Wander Bertoni, am 11. Oktober 1925 in Codisotto, Reggio Emilia, in eine antifaschistische und musische Familie geboren, erlernte zunächst das Handwerk des Eisendrehers. 1943 wurde er aufgrund seiner pazifistischen Einstellung als Zwangsarbeiter von Italien nach Wien verschleppt. Dort fand er mit Unterstützung der Bildhauerin Maria Biljan-Bilger und des italienischen Malers Vilmo Gibello zur Kunst. Zwischen 1946 und 1952 studierte der junge Künstler bei Fritz Wotruba an der Akademie der bildenden Künste. 1947 war er Gründungsmitglied des Wiener Art-Club. Seinen Lebensunterhalt verdiente er in den Nachkriegsjahren mit der Restaurierung bombengeschädigter Denkmäler, darunter etwa die Pestsäule am Wiener Graben, der Vermählungsbrunnen auf dem Hohen Markt oder der Bacchus-Zug im Wiener Burgtheater. Bertonis vielfältiges skulpturales Werk begann um 1945 mit der „Kämmenden“ (1945) und der „Sitzenden Figur“ (1946). In weiterer Folge schuf der musikbegeisterte Künstler eine Serie figurativer Plastiken, die das entsprechende Musikinstrument, meist ein Saiteninstrument, akzentuieren.

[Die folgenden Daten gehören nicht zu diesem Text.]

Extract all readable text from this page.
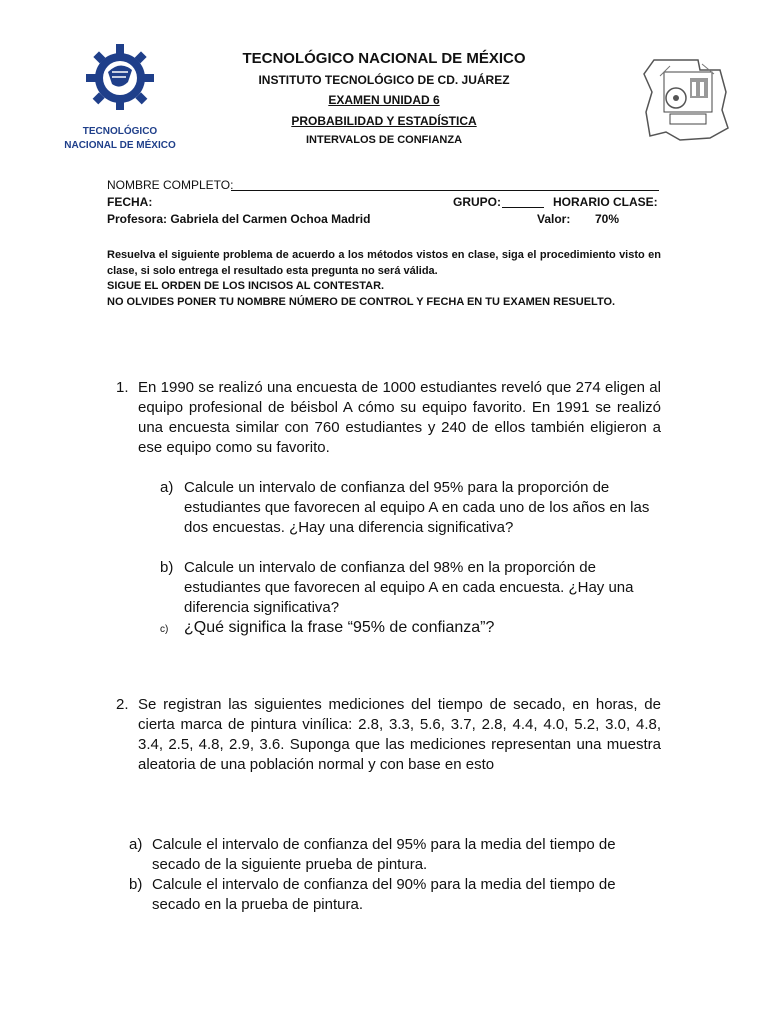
TECNOLÓGICO
NACIONAL DE MÉXICO
TECNOLÓGICO NACIONAL DE MÉXICO
INSTITUTO TECNOLÓGICO DE CD. JUÁREZ
EXAMEN UNIDAD 6
PROBABILIDAD Y ESTADÍSTICA
INTERVALOS DE CONFIANZA
NOMBRE COMPLETO:
FECHA:	GRUPO:	HORARIO CLASE:
Profesora: Gabriela del Carmen Ochoa Madrid	Valor: 70%
Resuelva el siguiente problema de acuerdo a los métodos vistos en clase, siga el procedimiento visto en clase, si solo entrega el resultado esta pregunta no será válida.
SIGUE EL ORDEN DE LOS INCISOS AL CONTESTAR.
NO OLVIDES PONER TU NOMBRE NÚMERO DE CONTROL Y FECHA EN TU EXAMEN RESUELTO.
1. En 1990 se realizó una encuesta de 1000 estudiantes reveló que 274 eligen al equipo profesional de béisbol A cómo su equipo favorito. En 1991 se realizó una encuesta similar con 760 estudiantes y 240 de ellos también eligieron a ese equipo como su favorito.
a) Calcule un intervalo de confianza del 95% para la proporción de estudiantes que favorecen al equipo A en cada uno de los años en las dos encuestas. ¿Hay una diferencia significativa?
b) Calcule un intervalo de confianza del 98% en la proporción de estudiantes que favorecen al equipo A en cada encuesta. ¿Hay una diferencia significativa?
c) ¿Qué significa la frase “95% de confianza”?
2. Se registran las siguientes mediciones del tiempo de secado, en horas, de cierta marca de pintura vinílica: 2.8, 3.3, 5.6, 3.7, 2.8, 4.4, 4.0, 5.2, 3.0, 4.8, 3.4, 2.5, 4.8, 2.9, 3.6. Suponga que las mediciones representan una muestra aleatoria de una población normal y con base en esto
a) Calcule el intervalo de confianza del 95% para la media del tiempo de secado de la siguiente prueba de pintura.
b) Calcule el intervalo de confianza del 90% para la media del tiempo de secado en la prueba de pintura.
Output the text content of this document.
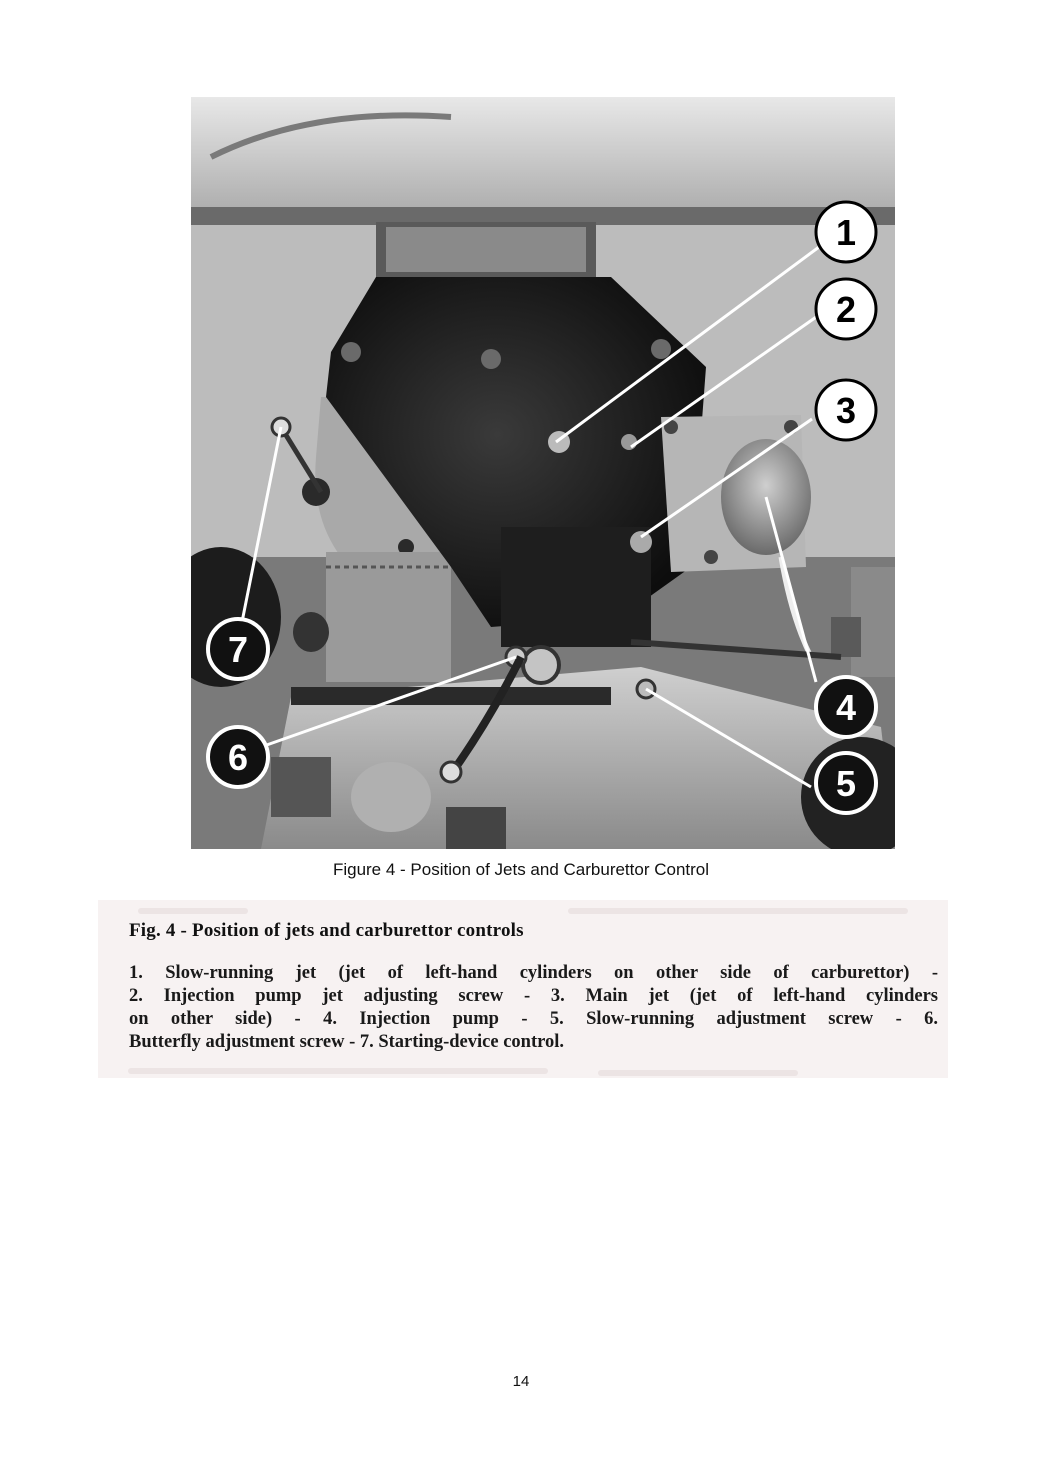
1
2
3
4
5
6
7
Figure 4 - Position of Jets and Carburettor Control
Fig. 4 - Position of jets and carburettor controls
1. Slow-running jet (jet of left-hand cylinders on other side of carburettor) -
2. Injection pump jet adjusting screw - 3. Main jet (jet of left-hand cylinders
on other side) - 4. Injection pump - 5. Slow-running adjustment screw - 6.
Butterfly adjustment screw - 7. Starting-device control.
14
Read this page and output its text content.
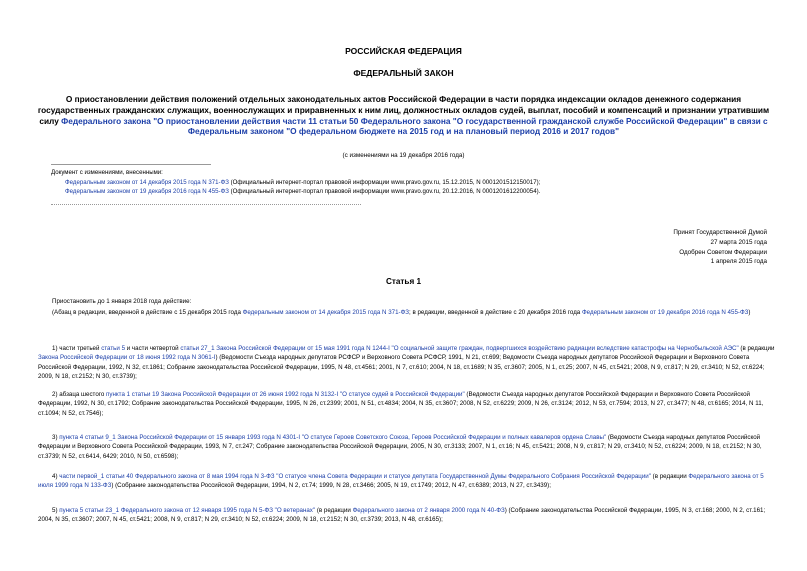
РОССИЙСКАЯ ФЕДЕРАЦИЯ
ФЕДЕРАЛЬНЫЙ ЗАКОН
О приостановлении действия положений отдельных законодательных актов Российской Федерации в части порядка индексации окладов денежного содержания государственных гражданских служащих, военнослужащих и приравненных к ним лиц, должностных окладов судей, выплат, пособий и компенсаций и признании утратившим силу Федерального закона "О приостановлении действия части 11 статьи 50 Федерального закона "О государственной гражданской службе Российской Федерации" в связи с Федеральным законом "О федеральном бюджете на 2015 год и на плановый период 2016 и 2017 годов"
(с изменениями на 19 декабря 2016 года)
Документ с изменениями, внесенными:
Федеральным законом от 14 декабря 2015 года N 371-ФЗ (Официальный интернет-портал правовой информации www.pravo.gov.ru, 15.12.2015, N 0001201512150017);
Федеральным законом от 19 декабря 2016 года N 455-ФЗ (Официальный интернет-портал правовой информации www.pravo.gov.ru, 20.12.2016, N 0001201612200054).
Принят Государственной Думой
27 марта 2015 года
Одобрен Советом Федерации
1 апреля 2015 года
Статья 1
Приостановить до 1 января 2018 года действие:
(Абзац в редакции, введенной в действие с 15 декабря 2015 года Федеральным законом от 14 декабря 2015 года N 371-ФЗ; в редакции, введенной в действие с 20 декабря 2016 года Федеральным законом от 19 декабря 2016 года N 455-ФЗ)
1) части третьей статьи 5 и части четвертой статьи 27_1 Закона Российской Федерации от 15 мая 1991 года N 1244-I "О социальной защите граждан, подвергшихся воздействию радиации вследствие катастрофы на Чернобыльской АЭС" (в редакции Закона Российской Федерации от 18 июня 1992 года N 3061-I) (Ведомости Съезда народных депутатов РСФСР и Верховного Совета РСФСР, 1991, N 21, ст.699; Ведомости Съезда народных депутатов Российской Федерации и Верховного Совета Российской Федерации, 1992, N 32, ст.1861; Собрание законодательства Российской Федерации, 1995, N 48, ст.4561; 2001, N 7, ст.610; 2004, N 18, ст.1689; N 35, ст.3607; 2005, N 1, ст.25; 2007, N 45, ст.5421; 2008, N 9, ст.817; N 29, ст.3410; N 52, ст.6224; 2009, N 18, ст.2152; N 30, ст.3739);
2) абзаца шестого пункта 1 статьи 19 Закона Российской Федерации от 26 июня 1992 года N 3132-I "О статусе судей в Российской Федерации" (Ведомости Съезда народных депутатов Российской Федерации и Верховного Совета Российской Федерации, 1992, N 30, ст.1792; Собрание законодательства Российской Федерации, 1995, N 26, ст.2399; 2001, N 51, ст.4834; 2004, N 35, ст.3607; 2008, N 52, ст.6229; 2009, N 26, ст.3124; 2012, N 53, ст.7594; 2013, N 27, ст.3477; N 48, ст.6165; 2014, N 11, ст.1094; N 52, ст.7546);
3) пункта 4 статьи 9_1 Закона Российской Федерации от 15 января 1993 года N 4301-I "О статусе Героев Советского Союза, Героев Российской Федерации и полных кавалеров ордена Славы" (Ведомости Съезда народных депутатов Российской Федерации и Верховного Совета Российской Федерации, 1993, N 7, ст.247; Собрание законодательства Российской Федерации, 2005, N 30, ст.3133; 2007, N 1, ст.16; N 45, ст.5421; 2008, N 9, ст.817; N 29, ст.3410; N 52, ст.6224; 2009, N 18, ст.2152; N 30, ст.3739; N 52, ст.6414, 6429; 2010, N 50, ст.6598);
4) части первой_1 статьи 40 Федерального закона от 8 мая 1994 года N 3-ФЗ "О статусе члена Совета Федерации и статусе депутата Государственной Думы Федерального Собрания Российской Федерации" (в редакции Федерального закона от 5 июля 1999 года N 133-ФЗ) (Собрание законодательства Российской Федерации, 1994, N 2, ст.74; 1999, N 28, ст.3466; 2005, N 19, ст.1749; 2012, N 47, ст.6389; 2013, N 27, ст.3439);
5) пункта 5 статьи 23_1 Федерального закона от 12 января 1995 года N 5-ФЗ "О ветеранах" (в редакции Федерального закона от 2 января 2000 года N 40-ФЗ) (Собрание законодательства Российской Федерации, 1995, N 3, ст.168; 2000, N 2, ст.161; 2004, N 35, ст.3607; 2007, N 45, ст.5421; 2008, N 9, ст.817; N 29, ст.3410; N 52, ст.6224; 2009, N 18, ст.2152; N 30, ст.3739; 2013, N 48, ст.6165);
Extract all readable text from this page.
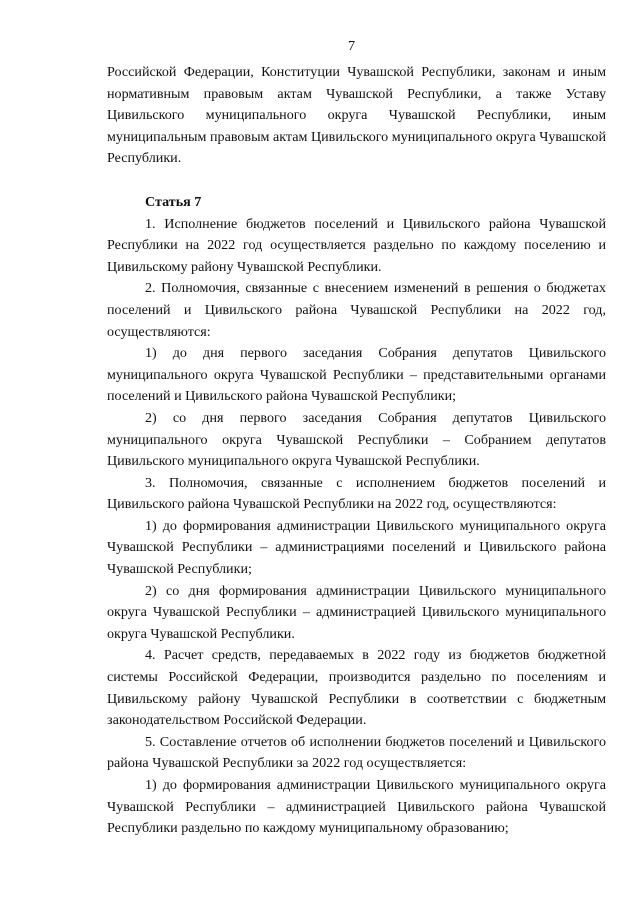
7

Российской Федерации, Конституции Чувашской Республики, законам и иным нормативным правовым актам Чувашской Республики, а также Уставу Цивильского муниципального округа Чувашской Республики, иным муниципальным правовым актам Цивильского муниципального округа Чувашской Республики.

Статья 7

1. Исполнение бюджетов поселений и Цивильского района Чувашской Республики на 2022 год осуществляется раздельно по каждому поселению и Цивильскому району Чувашской Республики.

2. Полномочия, связанные с внесением изменений в решения о бюджетах поселений и Цивильского района Чувашской Республики на 2022 год, осуществляются:

1) до дня первого заседания Собрания депутатов Цивильского муниципального округа Чувашской Республики – представительными органами поселений и Цивильского района Чувашской Республики;

2) со дня первого заседания Собрания депутатов Цивильского муниципального округа Чувашской Республики – Собранием депутатов Цивильского муниципального округа Чувашской Республики.

3. Полномочия, связанные с исполнением бюджетов поселений и Цивильского района Чувашской Республики на 2022 год, осуществляются:

1) до формирования администрации Цивильского муниципального округа Чувашской Республики – администрациями поселений и Цивильского района Чувашской Республики;

2) со дня формирования администрации Цивильского муниципального округа Чувашской Республики – администрацией Цивильского муниципального округа Чувашской Республики.

4. Расчет средств, передаваемых в 2022 году из бюджетов бюджетной системы Российской Федерации, производится раздельно по поселениям и Цивильскому району Чувашской Республики в соответствии с бюджетным законодательством Российской Федерации.

5. Составление отчетов об исполнении бюджетов поселений и Цивильского района Чувашской Республики за 2022 год осуществляется:

1) до формирования администрации Цивильского муниципального округа Чувашской Республики – администрацией Цивильского района Чувашской Республики раздельно по каждому муниципальному образованию;
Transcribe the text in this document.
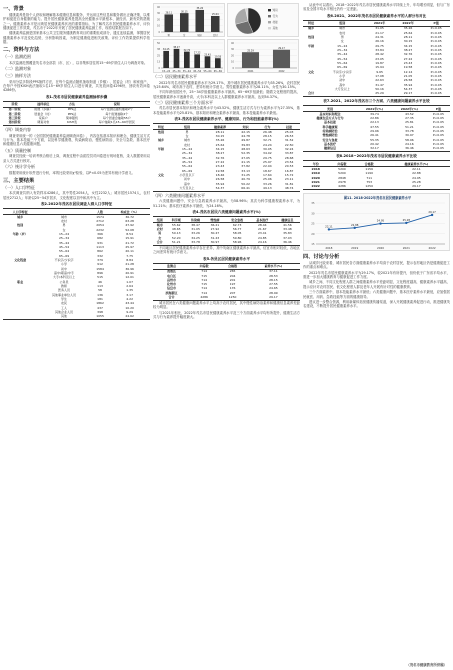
一、背景
健康素养是指个人获取和理解基本健康信息和服务，并运用这些信息和服务做出正确决策，以维护和促进自身健康的能力。提升居民健康素养是提高全民健康水平最根本、最经济、最有效的措施之一。健康素养水平是反映居民健康素养状况的重要指标，为了解茂名市居民健康素养水平，评价健康促进工作效果，茂名市于2022年开展了居民健康素养监测工作，现将结果报告如下。
健康素养监测是国家基本公共卫生服务健康教育项目的重要组成部分，通过连续监测，掌握居民健康素养水平及变化趋势，分析影响因素，为制定健康促进相关政策、评价工作效果提供科学依据。
二、资料与方法
（一）监测范围
本次监测范围覆盖茂名市全部县（市、区），以非集体居住的15~69岁常住人口为调查对象。
（二）监测对象
（三）抽样方法
采用分层多阶段PPS抽样方法，在每个监测点随机抽取街道（乡镇）、居委会（村）和家庭户，在每户中按KISH表法抽取1名15~69岁常住人口进行调查，共发放问卷4296份，回收有效问卷4286份。
表1.茂名市居民健康素养监测抽样步骤
阶段	抽样单位	方法	说明
第一阶段	街道（乡镇）	PPS法	每个监测点随机抽取2个
第二阶段	居委会（村）	PPS法	每个街道抽取2个
第三阶段	家庭户	简单随机	每个居委会抽取55户
第四阶段	调查对象	KISH表	每户抽取1名15~69岁居民
（四）调查内容
调查采用统一的《全国居民健康素养监测调查问卷》，内容包括基本知识和理念、健康生活方式与行为、基本技能三个方面，以及科学健康观、传染病防治、慢性病防治、安全与急救、基本医疗和健康信息六类健康问题。
（五）质量控制
调查员经统一培训考核合格后上岗，调查过程中由质控员对问卷进行现场复核，录入数据采用双录入方式进行核对。
（六）统计学分析
数据采用统计软件进行分析，率的比较采用χ²检验，以P<0.05为差异有统计学意义。
三、主要结果
（一）人口学特征
本次调查共纳入有效样本4286人，其中男性2054人，女性2232人；城市居民1574人，农村居民2712人；年龄以25~54岁居多，文化程度以初中和高中为主。
表2.2022年茂名市居民调查人群人口学特征
人口学特征		人数	构成比（%）
城乡	城市	1574	36.72
	农村	2712	63.28
性别	男	2054	47.92
	女	2232	52.08
年龄（岁）	15~24	366	8.54
	25~34	682	15.91
	35~44	931	21.72
	45~54	1113	25.97
	55~64	862	20.11
	65~69	332	7.75
文化程度	不识字/少识字	379	8.84
	小学	912	21.28
	初中	1584	36.96
	高中/职高/中专	896	20.91
	大专/本科及以上	515	12.01
职业	公务员	46	1.07
	教师	113	2.64
	医务人员	58	1.35
	其他事业单位人员	136	3.17
	学生	181	4.22
	农民	1862	43.44
	工人	437	10.20
	其他企业人员	398	9.29
	其他	1055	24.62
0
10
20
30
40
28.11
男
30.15
女
35.26
城市
25.64
农村
知识
行为
技能
其他
0
13
25
38
50
34.15
15~24
38.27
25~34
32.76
35~44
27.22
45~54
23.43
55~64
19.58
65~69
0
10
20
30
40
25.29
2021
29.17
2022
（二）居民健康素养水平
2022年茂名市居民健康素养水平为29.17%，其中城市居民健康素养水平为35.26%，农村居民为25.64%，城市高于农村，差异有统计学意义。男性健康素养水平为28.11%，女性为30.15%。
不同年龄组居民中，25~34岁组健康素养水平最高，65~69岁组最低；随着文化程度的提高，居民健康素养水平逐渐升高，大专/本科及以上人群健康素养水平最高，达到54.37%。
（三）居民健康素养三个方面水平
茂名市居民基本知识和理念素养水平为43.52%，健康生活方式与行为素养水平为27.35%，基本技能素养水平为25.81%，基本知识和理念素养水平最高，基本技能素养水平最低。
表3.茂名市居民健康素养水平、健康知识、行为和技能素养率(%)
特征	组别	健康素养	知识	行为	技能
性别	男	28.11	42.15	26.48	25.03
	女	30.15	44.78	28.15	26.53
城乡	城市	35.26	49.87	32.71	31.52
	农村	25.64	39.83	24.24	22.50
年龄	15~24	34.15	48.63	30.05	32.24
	25~34	38.27	52.35	34.02	33.87
	35~44	32.76	47.05	29.75	28.68
	45~54	27.22	41.15	25.97	23.54
	55~64	23.43	37.82	22.04	20.53
	65~69	19.58	33.13	18.67	16.87
文化	小学及以下	18.46	31.25	17.64	15.72
	初中	26.58	40.79	25.06	23.11
	高中	35.94	50.22	33.26	31.81
	大专及以上	54.37	66.41	49.13	48.74
（四）六类健康问题素养水平
六类健康问题中，安全与急救素养水平最高，为58.96%；其次为科学健康观素养水平，为51.21%；基本医疗素养水平最低，为24.16%。
表4.茂名市居民六类健康问题素养水平(%)
组别	科学观	传染病	慢性病	安全急救	基本医疗	健康信息
城市	55.62	38.47	36.21	62.73	28.44	41.56
农村	48.65	31.05	27.92	56.77	21.67	33.48
男	50.13	33.26	30.47	58.05	23.41	35.83
女	52.20	34.25	31.43	59.80	24.85	37.03
合计	51.21	33.78	30.97	58.96	24.16	36.46
不同地区居民健康素养水平存在差异，其中茂南区健康素养水平最高，信宜市相对较低，各地区之间差异有统计学意义。
表5.各县区居民健康素养水平
监测点	问卷数	合格数	素养水平(%)
茂南区	714	265	37.11
电白区	715	204	28.53
高州市	714	201	28.15
化州市	715	197	27.55
信宜市	714	176	24.65
滨海新区	714	207	28.99
合计	4286	1250	29.17
城市居民在六类健康问题素养水平上均高于农村居民，其中慢性病防治素养和健康信息素养差距较为明显。
与2021年相比，2022年茂名市居民健康素养水平及三个方面素养水平均有所提升，健康生活方式与行为素养提升幅度最大。
从表中可以看出，2018~2022年茂名市居民健康素养水平持续上升，年均增长明显，但与广东省及全国平均水平相比仍有一定差距。
表6.2021、2022年茂名市居民健康素养水平的人群分布对比
特征	组别	2021年	2022年	P值
城乡	城市	31.05	35.26	P<0.05
	农村	21.17	25.64	P<0.05
性别	男	24.31	28.11	P<0.05
	女	26.16	30.15	P<0.05
年龄	15~24	29.75	34.15	P>0.05
	25~34	33.84	38.27	P<0.05
	35~44	28.42	32.76	P<0.05
	45~54	23.05	27.22	P<0.05
	55~64	19.87	23.43	P<0.05
	65~69	15.94	19.58	P>0.05
文化	不识字/少识字	9.65	12.14	P>0.05
	小学	17.08	21.05	P<0.05
	初中	22.63	26.58	P<0.05
	高中	31.47	35.94	P<0.05
	大专及以上	50.16	54.37	P>0.05
合计		25.29	29.17	P<0.05
表7.2021、2022年茂名市三个方面、六类健康问题素养水平比较
类别	2021年(%)	2022年(%)	P值
基本知识和理念	39.74	43.52	P<0.05
健康生活方式与行为	22.86	27.35	P<0.05
基本技能	22.13	25.81	P<0.05
科学健康观	47.55	51.21	P<0.05
传染病防治	29.96	33.78	P<0.05
慢性病防治	26.41	30.97	P<0.05
安全与急救	55.35	58.96	P<0.05
基本医疗	20.42	24.16	P<0.05
健康信息	32.17	36.46	P<0.05
表8.2018~2022年茂名市居民健康素养水平比较
年份	问卷数	合格数	健康素养水平(%)
2018	5200	1156	22.11
2019	5200	1190	22.88
2020	2848	711	24.95
2021	2978	753	25.28
2022	4286	1250	29.17
图11. 2018-2022年茂名市居民健康素养水平
15
20
25
30
35
22.11
2018
22.88
2019
24.95
2020
25.28
2021
29.17
2022
四、讨论与分析
从城乡比较来看，城市居民各方面健康素养水平均高于农村居民，提示农村地区仍是健康促进工作的重点和难点。
2022年茂名市居民健康素养水平为29.17%，较2021年有所提升，但仍低于广东省平均水平，需进一步加大健康教育与健康促进工作力度。
城乡之间、不同文化程度人群之间健康素养水平差距明显，文化程度越高，健康素养水平越高，提示应针对农村居民、低文化程度人群及老年人开展有针对性的健康教育。
三个方面素养中，基本技能素养水平最低；六类健康问题中，基本医疗素养水平最低，应加强居民就医、用药、急救技能等方面的健康指导。
建议进一步整合资源，利用新媒体拓宽健康传播渠道，深入开展健康素养促进行动，推进健康茂名建设，不断提升居民健康素养水平。
（茂名市健康教育所供稿）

Dann wandte sich Bertoni zunehmend einer ungegenständlichen Formensprache zu. Abstrakte Großplastiken wie „Die Bewegung“ oder „Ikarus“ entstanden in dieser Periode. 1951 hatte Bertoni seine erste Personalausstellung in der Wiener Secession und 1965 erfolgte die Berufung an die Hochschule für angewandte Kunst; die Leitung der Meisterklasse für Bildhauerei hatte der vierfache Biennale-Venedig-Teilnehmer bis zu seiner Emeritierung 1994 inne.
1956 erwarb er die sogenannte „Gritsch-Mühle“ im nordburgenländischen Winden am See. Im Laufe der Jahre renovierte er das historische Bauwerk und schaffte einen atmosphärisch einzigartigen Wohn-, Arbeits- und Kunstort. Im „Freilichtmuseum Wander Bertoni“ sind zahlreiche Großplastiken des Künstlers auf freiem Gelände ausgestellt. Zusätzlich bietet das Areal Platz für den von Architekt Johannes Spalt geplanten „Ausstellungspavillon“, die „Galerie“ und das vom Architekturbüro gaupenraub geplante „Eiermuseum“.